From: Ron Baalke <baalke_at_meteoritecentral.com>
Date: Fri Jun 9 00:07:18 2006
Message-ID: <200606082344.QAA17328_at_zagami.jpl.nasa.gov>

http://space.com/scienceastronomy/060608_themis_meridiani.html

Exploring Mars: Wind-Eroded Sediments in Eastern Meridiani
By Robert Burnham and Phil Christensen
ASU Themis Team
08 June 2006

Editor's Note: This article was originally presented by the Mars
Odyssey's Thermal Emission Imaging System (THEMIS team at Arizona
State University. It is reproduced here with permission. At the
THEMIS site, you can zoom in
<http://themis.asu.edu/features/meridianicrater> on this new image.

Eastward from Meridiani Planum, the flat ground that Mars Exploration
Rover Opportunity landed on gives way to rougher, more heavily
cratered terrain. Many craters found there testify to a long history
of formation by impact, filling by sediments, burial, and exhumation
by erosion.

The unnamed crater in a new image some 43 kilometers (27 miles) wide,
lies not far northwest of the much larger crater Schiaparelli. Arcing
across the top of this image is the northern rim of the 43-km crater,
while a bit of its southern rim appears at lower right.

This false color image uses data from the Thermal Emission Imaging
System (THEMIS) on the Mars Odyssey orbiter at Mars. It combines a
daytime photo taken at visual wavelengths with a nighttime
infrared view. Merging the two reveals areas that are dustier and
sandier in bluish colors, while places with rock and hardened sediments
at the surface are shown in reddish tints.
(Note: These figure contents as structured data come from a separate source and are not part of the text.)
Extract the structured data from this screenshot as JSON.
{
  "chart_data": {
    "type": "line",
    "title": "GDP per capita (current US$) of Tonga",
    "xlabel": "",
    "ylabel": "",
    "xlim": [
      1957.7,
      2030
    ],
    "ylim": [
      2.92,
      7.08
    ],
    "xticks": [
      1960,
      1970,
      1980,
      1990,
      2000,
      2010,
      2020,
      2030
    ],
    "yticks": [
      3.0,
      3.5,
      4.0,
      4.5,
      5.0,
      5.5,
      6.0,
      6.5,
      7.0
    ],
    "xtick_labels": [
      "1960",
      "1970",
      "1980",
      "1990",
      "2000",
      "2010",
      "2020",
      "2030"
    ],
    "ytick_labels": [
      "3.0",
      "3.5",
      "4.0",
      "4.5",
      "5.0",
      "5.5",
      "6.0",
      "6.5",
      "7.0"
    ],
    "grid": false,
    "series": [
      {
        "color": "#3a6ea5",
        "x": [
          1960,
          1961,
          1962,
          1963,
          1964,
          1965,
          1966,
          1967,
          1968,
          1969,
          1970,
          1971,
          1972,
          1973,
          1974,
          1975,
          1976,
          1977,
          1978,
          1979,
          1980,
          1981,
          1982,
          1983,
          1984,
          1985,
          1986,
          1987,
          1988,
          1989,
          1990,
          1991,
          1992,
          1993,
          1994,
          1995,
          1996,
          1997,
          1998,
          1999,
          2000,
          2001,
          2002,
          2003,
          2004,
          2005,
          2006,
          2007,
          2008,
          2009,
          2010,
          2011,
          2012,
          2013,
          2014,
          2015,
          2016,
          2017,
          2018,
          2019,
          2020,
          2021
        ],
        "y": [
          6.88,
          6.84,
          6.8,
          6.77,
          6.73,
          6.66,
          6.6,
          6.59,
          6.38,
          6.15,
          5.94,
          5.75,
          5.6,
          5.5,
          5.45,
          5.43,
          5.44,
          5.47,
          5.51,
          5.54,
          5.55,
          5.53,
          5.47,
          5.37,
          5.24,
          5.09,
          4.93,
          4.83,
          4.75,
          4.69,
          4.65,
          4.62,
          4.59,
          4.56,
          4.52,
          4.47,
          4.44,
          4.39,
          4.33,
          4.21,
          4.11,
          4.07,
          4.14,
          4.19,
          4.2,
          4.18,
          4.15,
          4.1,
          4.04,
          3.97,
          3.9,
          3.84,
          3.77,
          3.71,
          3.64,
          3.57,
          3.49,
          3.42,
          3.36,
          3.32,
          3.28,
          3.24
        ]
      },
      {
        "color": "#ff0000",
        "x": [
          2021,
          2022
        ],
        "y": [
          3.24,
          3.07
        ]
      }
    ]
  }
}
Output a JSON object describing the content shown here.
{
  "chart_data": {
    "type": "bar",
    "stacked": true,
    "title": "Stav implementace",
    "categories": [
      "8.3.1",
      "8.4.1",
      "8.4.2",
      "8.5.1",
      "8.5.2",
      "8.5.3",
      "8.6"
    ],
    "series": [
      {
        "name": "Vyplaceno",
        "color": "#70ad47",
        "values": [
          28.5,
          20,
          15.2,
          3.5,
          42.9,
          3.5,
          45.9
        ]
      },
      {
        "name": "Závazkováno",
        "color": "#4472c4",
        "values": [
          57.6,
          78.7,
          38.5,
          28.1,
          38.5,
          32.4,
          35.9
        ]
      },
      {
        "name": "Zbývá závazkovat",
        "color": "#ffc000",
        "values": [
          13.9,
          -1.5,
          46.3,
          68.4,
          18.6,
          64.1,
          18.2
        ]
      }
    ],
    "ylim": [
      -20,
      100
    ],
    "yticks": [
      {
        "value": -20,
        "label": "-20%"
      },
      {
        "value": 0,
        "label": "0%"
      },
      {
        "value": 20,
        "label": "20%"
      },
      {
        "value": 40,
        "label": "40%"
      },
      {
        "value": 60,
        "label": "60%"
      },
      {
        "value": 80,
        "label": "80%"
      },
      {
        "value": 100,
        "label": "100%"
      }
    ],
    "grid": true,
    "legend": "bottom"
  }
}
Filling most of the crater is a huge stack of sediments whose yellowish
color indicates moderately solid material lies at or close to the
surface. The sediments are clearly distinguishable from rest of the
crater's interior, where blue tints and softened, blanketed features
suggest thick coatings of dust and fine sand.
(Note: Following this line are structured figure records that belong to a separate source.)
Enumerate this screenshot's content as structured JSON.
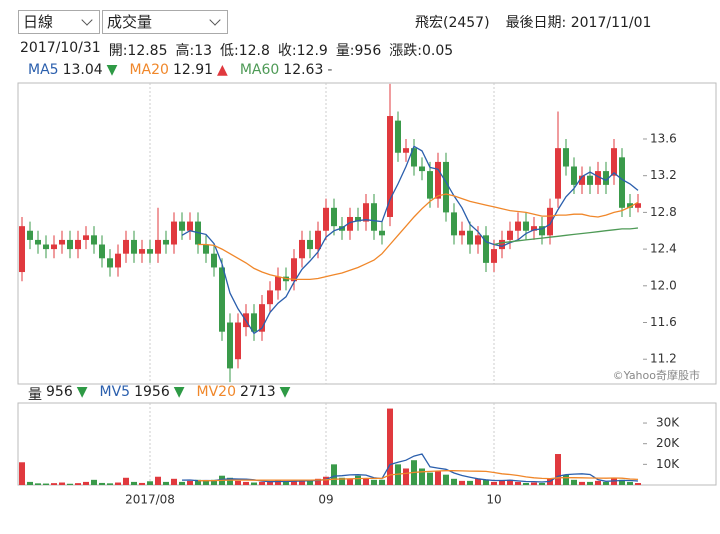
{
  "controls": {
    "period": "日線",
    "indicator": "成交量"
  },
  "header": {
    "stock": "飛宏(2457)",
    "last_date": "最後日期: 2017/11/01",
    "date": "2017/10/31",
    "open": "開:12.85",
    "high": "高:13",
    "low": "低:12.8",
    "close": "收:12.9",
    "volume": "量:956",
    "change": "漲跌:0.05"
  },
  "credit": "©Yahoo奇摩股市",
  "chart_data": [
    {
      "type": "candlestick",
      "up_color": "#e0393e",
      "down_color": "#3a9a4a",
      "categories": [
        null,
        null,
        null,
        null,
        null,
        null,
        null,
        null,
        null,
        null,
        null,
        null,
        null,
        null,
        null,
        null,
        "2017/08",
        null,
        null,
        null,
        null,
        null,
        null,
        null,
        null,
        null,
        null,
        null,
        null,
        null,
        null,
        null,
        null,
        null,
        null,
        null,
        null,
        null,
        "09",
        null,
        null,
        null,
        null,
        null,
        null,
        null,
        null,
        null,
        null,
        null,
        null,
        null,
        null,
        null,
        null,
        null,
        null,
        null,
        null,
        "10",
        null,
        null,
        null,
        null,
        null,
        null,
        null,
        null,
        null,
        null,
        null,
        null,
        null,
        null,
        null,
        null,
        null,
        null
      ],
      "open": [
        12.15,
        12.6,
        12.5,
        12.45,
        12.4,
        12.45,
        12.5,
        12.4,
        12.5,
        12.55,
        12.45,
        12.3,
        12.2,
        12.35,
        12.5,
        12.35,
        12.4,
        12.35,
        12.5,
        12.45,
        12.7,
        12.6,
        12.7,
        12.45,
        12.35,
        12.2,
        11.6,
        11.2,
        11.55,
        11.7,
        11.5,
        11.8,
        11.95,
        12.1,
        12.05,
        12.3,
        12.5,
        12.4,
        12.6,
        12.85,
        12.65,
        12.6,
        12.75,
        12.7,
        12.9,
        12.6,
        12.75,
        13.8,
        13.45,
        13.5,
        13.3,
        13.25,
        12.95,
        13.35,
        12.8,
        12.55,
        12.6,
        12.45,
        12.55,
        12.25,
        12.4,
        12.5,
        12.6,
        12.7,
        12.6,
        12.65,
        12.55,
        12.95,
        13.5,
        13.3,
        13.1,
        13.2,
        13.1,
        13.25,
        13.2,
        13.4,
        12.9,
        12.85
      ],
      "high": [
        12.75,
        12.7,
        12.6,
        12.55,
        12.55,
        12.6,
        12.6,
        12.6,
        12.65,
        12.65,
        12.55,
        12.4,
        12.45,
        12.6,
        12.6,
        12.5,
        12.5,
        12.85,
        12.6,
        12.8,
        12.8,
        12.8,
        12.8,
        12.55,
        12.45,
        12.3,
        11.7,
        11.7,
        11.8,
        11.8,
        11.9,
        12.05,
        12.2,
        12.2,
        12.4,
        12.6,
        12.6,
        12.7,
        12.95,
        12.95,
        12.75,
        12.85,
        12.85,
        13.0,
        13.0,
        12.7,
        14.2,
        13.9,
        13.6,
        13.6,
        13.4,
        13.35,
        13.45,
        13.45,
        12.9,
        12.7,
        12.7,
        12.65,
        12.65,
        12.5,
        12.6,
        12.7,
        12.8,
        12.8,
        12.75,
        12.75,
        12.95,
        13.9,
        13.6,
        13.4,
        13.3,
        13.3,
        13.35,
        13.35,
        13.6,
        13.5,
        13.0,
        13.0
      ],
      "low": [
        12.05,
        12.4,
        12.35,
        12.3,
        12.3,
        12.35,
        12.3,
        12.3,
        12.4,
        12.35,
        12.2,
        12.1,
        12.1,
        12.25,
        12.25,
        12.25,
        12.25,
        12.25,
        12.35,
        12.35,
        12.5,
        12.5,
        12.35,
        12.25,
        12.1,
        11.4,
        10.95,
        11.1,
        11.45,
        11.4,
        11.4,
        11.7,
        11.85,
        11.95,
        11.95,
        12.2,
        12.3,
        12.3,
        12.5,
        12.55,
        12.5,
        12.5,
        12.6,
        12.6,
        12.5,
        12.45,
        12.65,
        13.35,
        13.35,
        13.2,
        13.15,
        12.85,
        12.85,
        12.7,
        12.45,
        12.45,
        12.35,
        12.35,
        12.15,
        12.15,
        12.3,
        12.4,
        12.5,
        12.5,
        12.5,
        12.45,
        12.45,
        12.85,
        13.2,
        13.0,
        13.0,
        13.0,
        13.0,
        13.0,
        13.1,
        12.75,
        12.75,
        12.8
      ],
      "close": [
        12.65,
        12.5,
        12.45,
        12.4,
        12.45,
        12.5,
        12.4,
        12.5,
        12.55,
        12.45,
        12.3,
        12.2,
        12.35,
        12.5,
        12.35,
        12.4,
        12.35,
        12.5,
        12.45,
        12.7,
        12.6,
        12.7,
        12.45,
        12.35,
        12.2,
        11.5,
        11.1,
        11.6,
        11.7,
        11.5,
        11.8,
        11.95,
        12.1,
        12.05,
        12.3,
        12.5,
        12.4,
        12.6,
        12.85,
        12.65,
        12.6,
        12.75,
        12.7,
        12.9,
        12.6,
        12.55,
        13.85,
        13.45,
        13.5,
        13.3,
        13.25,
        12.95,
        13.35,
        12.8,
        12.55,
        12.6,
        12.45,
        12.55,
        12.25,
        12.4,
        12.5,
        12.6,
        12.7,
        12.6,
        12.65,
        12.55,
        12.85,
        13.5,
        13.3,
        13.1,
        13.2,
        13.1,
        13.25,
        13.1,
        13.5,
        12.85,
        12.85,
        12.9
      ],
      "series": [
        {
          "name": "MA5",
          "color": "#2b5fad",
          "last": 13.04,
          "trend": "▼",
          "trend_color": "#2e9a45",
          "values": [
            null,
            null,
            null,
            null,
            null,
            null,
            null,
            null,
            null,
            null,
            null,
            null,
            null,
            null,
            null,
            null,
            null,
            null,
            null,
            null,
            12.55,
            12.6,
            12.58,
            12.56,
            12.46,
            12.24,
            11.92,
            11.75,
            11.62,
            11.48,
            11.54,
            11.71,
            11.81,
            11.88,
            12.04,
            12.18,
            12.27,
            12.37,
            12.53,
            12.6,
            12.63,
            12.69,
            12.71,
            12.72,
            12.71,
            12.7,
            12.94,
            13.11,
            13.3,
            13.52,
            13.47,
            13.29,
            13.27,
            13.13,
            12.98,
            12.85,
            12.67,
            12.59,
            12.48,
            12.45,
            12.43,
            12.47,
            12.5,
            12.57,
            12.61,
            12.62,
            12.67,
            12.83,
            12.97,
            13.06,
            13.19,
            13.24,
            13.19,
            13.15,
            13.23,
            13.16,
            13.11,
            13.04
          ]
        },
        {
          "name": "MA20",
          "color": "#f0872a",
          "last": 12.91,
          "trend": "▲",
          "trend_color": "#e0393e",
          "values": [
            null,
            null,
            null,
            null,
            null,
            null,
            null,
            null,
            null,
            null,
            null,
            null,
            null,
            null,
            null,
            null,
            null,
            null,
            null,
            null,
            null,
            null,
            12.45,
            12.45,
            12.44,
            12.4,
            12.35,
            12.3,
            12.25,
            12.19,
            12.15,
            12.12,
            12.1,
            12.08,
            12.07,
            12.07,
            12.07,
            12.08,
            12.1,
            12.12,
            12.14,
            12.17,
            12.2,
            12.24,
            12.28,
            12.35,
            12.45,
            12.55,
            12.65,
            12.75,
            12.84,
            12.92,
            12.98,
            13.0,
            12.98,
            12.95,
            12.92,
            12.9,
            12.88,
            12.86,
            12.84,
            12.82,
            12.81,
            12.8,
            12.78,
            12.76,
            12.76,
            12.77,
            12.77,
            12.78,
            12.78,
            12.76,
            12.75,
            12.77,
            12.8,
            12.82,
            12.86,
            12.91
          ]
        },
        {
          "name": "MA60",
          "color": "#4e9a56",
          "last": 12.63,
          "trend": "-",
          "trend_color": "#555555",
          "values": [
            null,
            null,
            null,
            null,
            null,
            null,
            null,
            null,
            null,
            null,
            null,
            null,
            null,
            null,
            null,
            null,
            null,
            null,
            null,
            null,
            null,
            null,
            null,
            null,
            null,
            null,
            null,
            null,
            null,
            null,
            null,
            null,
            null,
            null,
            null,
            null,
            null,
            null,
            null,
            null,
            null,
            null,
            null,
            null,
            null,
            null,
            null,
            null,
            null,
            null,
            null,
            null,
            null,
            null,
            null,
            null,
            null,
            null,
            null,
            12.45,
            12.47,
            12.48,
            12.49,
            12.5,
            12.51,
            12.52,
            12.53,
            12.54,
            12.55,
            12.56,
            12.57,
            12.58,
            12.59,
            12.6,
            12.61,
            12.62,
            12.62,
            12.63
          ]
        }
      ],
      "ylim": [
        10.93,
        14.21
      ],
      "yticks": [
        11.2,
        11.6,
        {
          "value": 12,
          "label": "12.0"
        },
        12.4,
        12.8,
        13.2,
        13.6
      ]
    },
    {
      "type": "bar",
      "name": "量",
      "last": 956,
      "trend": "▼",
      "trend_color": "#2e9a45",
      "values": [
        11000,
        1500,
        800,
        700,
        900,
        1200,
        600,
        900,
        1500,
        2500,
        1000,
        800,
        1200,
        3500,
        1500,
        1000,
        1800,
        4000,
        1500,
        3000,
        1500,
        2000,
        2500,
        2000,
        2500,
        4500,
        3500,
        2000,
        1500,
        1200,
        1500,
        1800,
        2500,
        1500,
        1800,
        2500,
        2000,
        3000,
        4000,
        10000,
        3500,
        3000,
        4500,
        3000,
        2500,
        2500,
        37000,
        10000,
        8000,
        12000,
        8000,
        6000,
        7000,
        5000,
        3000,
        2000,
        2000,
        3000,
        2500,
        1500,
        2000,
        2500,
        1500,
        1000,
        1200,
        1000,
        3000,
        15000,
        5000,
        2500,
        1500,
        1500,
        2000,
        1500,
        3500,
        2500,
        1500,
        956
      ],
      "series": [
        {
          "name": "MV5",
          "color": "#2b5fad",
          "last": 1956,
          "trend": "▼",
          "trend_color": "#2e9a45",
          "values": [
            null,
            null,
            null,
            null,
            null,
            null,
            null,
            null,
            null,
            null,
            null,
            null,
            null,
            null,
            null,
            null,
            null,
            null,
            null,
            null,
            2360,
            2400,
            2100,
            2200,
            2100,
            2700,
            3000,
            2900,
            2800,
            2540,
            1940,
            1600,
            1700,
            1700,
            1820,
            1960,
            2060,
            2160,
            2660,
            4300,
            4500,
            4900,
            5000,
            4800,
            3500,
            3100,
            9900,
            11000,
            12000,
            14000,
            15000,
            8800,
            8200,
            7600,
            5800,
            4600,
            3800,
            3000,
            2500,
            2200,
            2200,
            2300,
            2000,
            1700,
            1640,
            1440,
            1740,
            4240,
            5040,
            5300,
            5400,
            5100,
            2600,
            1800,
            2000,
            2200,
            2200,
            1956
          ]
        },
        {
          "name": "MV20",
          "color": "#f0872a",
          "last": 2713,
          "trend": "▼",
          "trend_color": "#2e9a45",
          "values": [
            null,
            null,
            null,
            null,
            null,
            null,
            null,
            null,
            null,
            null,
            null,
            null,
            null,
            null,
            null,
            null,
            null,
            null,
            null,
            null,
            null,
            null,
            2100,
            2100,
            2150,
            2250,
            2350,
            2350,
            2350,
            2300,
            2300,
            2300,
            2300,
            2300,
            2300,
            2350,
            2350,
            2400,
            2500,
            2800,
            2900,
            3000,
            3100,
            3200,
            3200,
            3200,
            4900,
            5300,
            5600,
            6100,
            6400,
            6600,
            6800,
            6900,
            6900,
            6850,
            6750,
            6700,
            6600,
            6050,
            5400,
            5100,
            4600,
            3900,
            3500,
            3200,
            3100,
            3500,
            3600,
            3550,
            3500,
            3400,
            3350,
            3300,
            3400,
            3300,
            2900,
            2713
          ]
        }
      ],
      "ylim": [
        0,
        39700
      ],
      "yticks": [
        {
          "value": 10000,
          "label": "10K"
        },
        {
          "value": 20000,
          "label": "20K"
        },
        {
          "value": 30000,
          "label": "30K"
        }
      ]
    }
  ]
}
The crater formed by meteorite impact in the Noachian period,
the oldest era in Martian geologic time. The Noachian extended from the
planet's birth, 4.6 billion years ago, until about 3.9 billion years
ago. Following the crater's formation, sediments accumulated within it,
perhaps even filling the crater completely before erosion brought it to
its present state. The sediments show at least two layers and stand
about 1 km (3,300 ft) higher than the crater floor.

Bare Rock

Reddish colors show where rock-solid ground lies exposed. The tiny black
patches indicate small accumulations of dark sand that have blown into
drifts and low dunes.

Both here and elsewhere on the sediment stack, ridges curve and divide.
The origin of these is unclear: they may trace former channels where
water flowed - or they might be ledges in thin sedimentary layers, now
exposed by erosion.

This reddish patch marks the northeast end of a long streak of dark
material extending far to the southwest. This hints that winds have
scoured the region and eroded the deposits here.

Mysterious Bumps

A field of cone-shaped hills in the image are about 800 to 900 meters
(half a mile) apart and roughly the same size. This part of the sediment
stack is the thickest and stands highest in the crater.
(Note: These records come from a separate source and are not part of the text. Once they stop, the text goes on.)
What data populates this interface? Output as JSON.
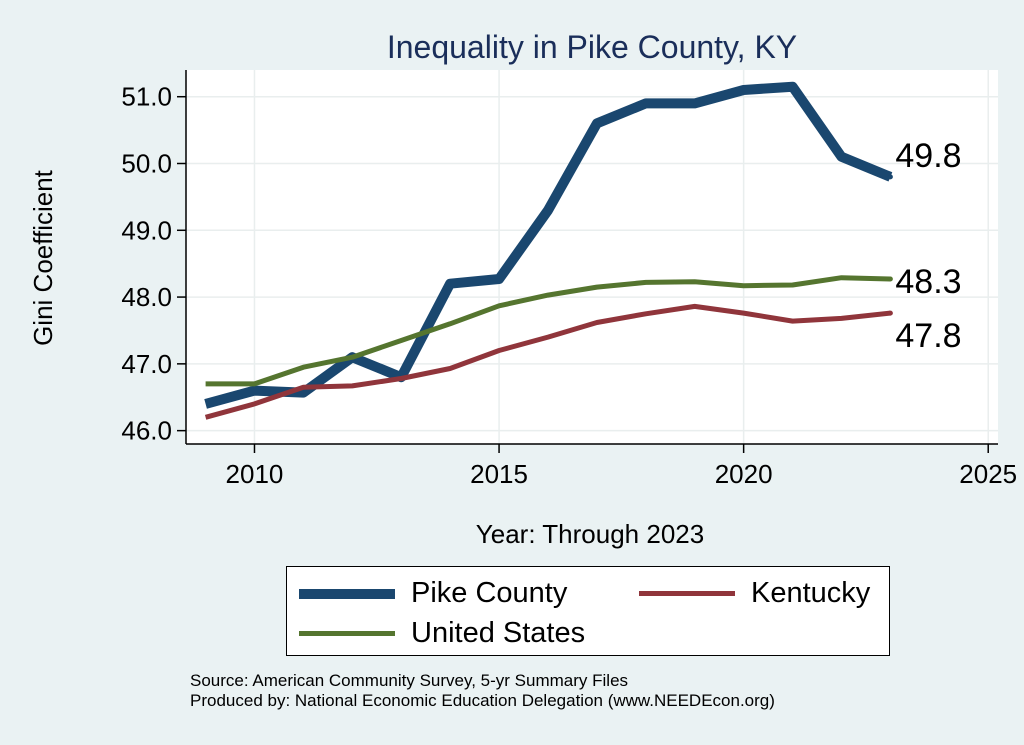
{
  "chart_data": {
    "type": "line",
    "title": "Inequality in Pike County, KY",
    "xlabel": "Year: Through 2023",
    "ylabel": "Gini Coefficient",
    "xlim": [
      2008.6,
      2025.2
    ],
    "ylim": [
      45.8,
      51.4
    ],
    "x_ticks": [
      2010,
      2015,
      2020,
      2025
    ],
    "y_ticks": [
      46.0,
      47.0,
      48.0,
      49.0,
      50.0,
      51.0
    ],
    "x_tick_labels": [
      "2010",
      "2015",
      "2020",
      "2025"
    ],
    "y_tick_labels": [
      "46.0",
      "47.0",
      "48.0",
      "49.0",
      "50.0",
      "51.0"
    ],
    "grid": true,
    "legend_placement": "bottom",
    "x": [
      2009,
      2010,
      2011,
      2012,
      2013,
      2014,
      2015,
      2016,
      2017,
      2018,
      2019,
      2020,
      2021,
      2022,
      2023
    ],
    "series": [
      {
        "name": "Pike County",
        "color": "#1a476f",
        "values": [
          46.4,
          46.6,
          46.57,
          47.1,
          46.8,
          48.2,
          48.27,
          49.3,
          50.6,
          50.9,
          50.9,
          51.1,
          51.15,
          50.1,
          49.8
        ],
        "end_label": "49.8"
      },
      {
        "name": "United States",
        "color": "#55752f",
        "values": [
          46.7,
          46.7,
          46.95,
          47.1,
          47.35,
          47.6,
          47.87,
          48.03,
          48.15,
          48.22,
          48.23,
          48.17,
          48.18,
          48.29,
          48.27
        ],
        "end_label": "48.3"
      },
      {
        "name": "Kentucky",
        "color": "#90353b",
        "values": [
          46.2,
          46.4,
          46.65,
          46.67,
          46.78,
          46.93,
          47.2,
          47.4,
          47.62,
          47.75,
          47.86,
          47.76,
          47.64,
          47.68,
          47.76
        ],
        "end_label": "47.8"
      }
    ]
  },
  "legend": {
    "items": [
      {
        "name": "Pike County",
        "color": "#1a476f"
      },
      {
        "name": "Kentucky",
        "color": "#90353b"
      },
      {
        "name": "United States",
        "color": "#55752f"
      }
    ]
  },
  "source": {
    "line1": "Source: American Community Survey, 5-yr Summary Files",
    "line2": "Produced by: National Economic Education Delegation (www.NEEDEcon.org)"
  }
}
What are these? Good question! Although they look suspiciously like
volcanic cones, close views from the MOC instrument on Mars Global
Surveyor show features that don't suggest volcanism. Some of the hills,
for example, appear to be yardangs, streamlined shapes cut by the wind.
Yardangs occur only in relatively soft materials, not hard volcanic lava.

While the evidence remains circumstantial, observations suggest these
hills are wind-eroded remnants of a sedimentary layer.

That fits the bigger picture, too. Scientists studying the region around
Meridiani Planum see lots of evidence for a long sedimentary history in
this part of Mars. The rock layers Opportunity has explored stand near
the top of the sequence. They lie above layers that include the
sedimentary stack seen here. Underneath that lies ancient, heavily
cratered terrain.

How much time is this in years? Impossible to say for now. The picture
is complicated by the fact that sedimentary layers can erode away
completely, removing all traces of the slice of time they represent.
Until scientists have rock samples in hand that they can date, there's
no good answer to this question.

Getting the Water Out?

All around the edge of the sedimentary stack and extending onto the
crater's floor, the bluish, dust-rich material shows many signs of small
channels and depressions. Clues to these may lie in large climatic cycles.

Scientists know that for much of its history, Mars has undergone changes
in climate that cycle over periods of hundreds of thousands of years. In
these climatic shifts, the polar regions - currently rich in water and
ice - can warm enough to lose water to the tropics.

If previous climatic cycles left deposits of dusty, ice-rich material,
even at low latitudes such as here, then these depressions could be
scars left when ice or water escaped and the ground subsided.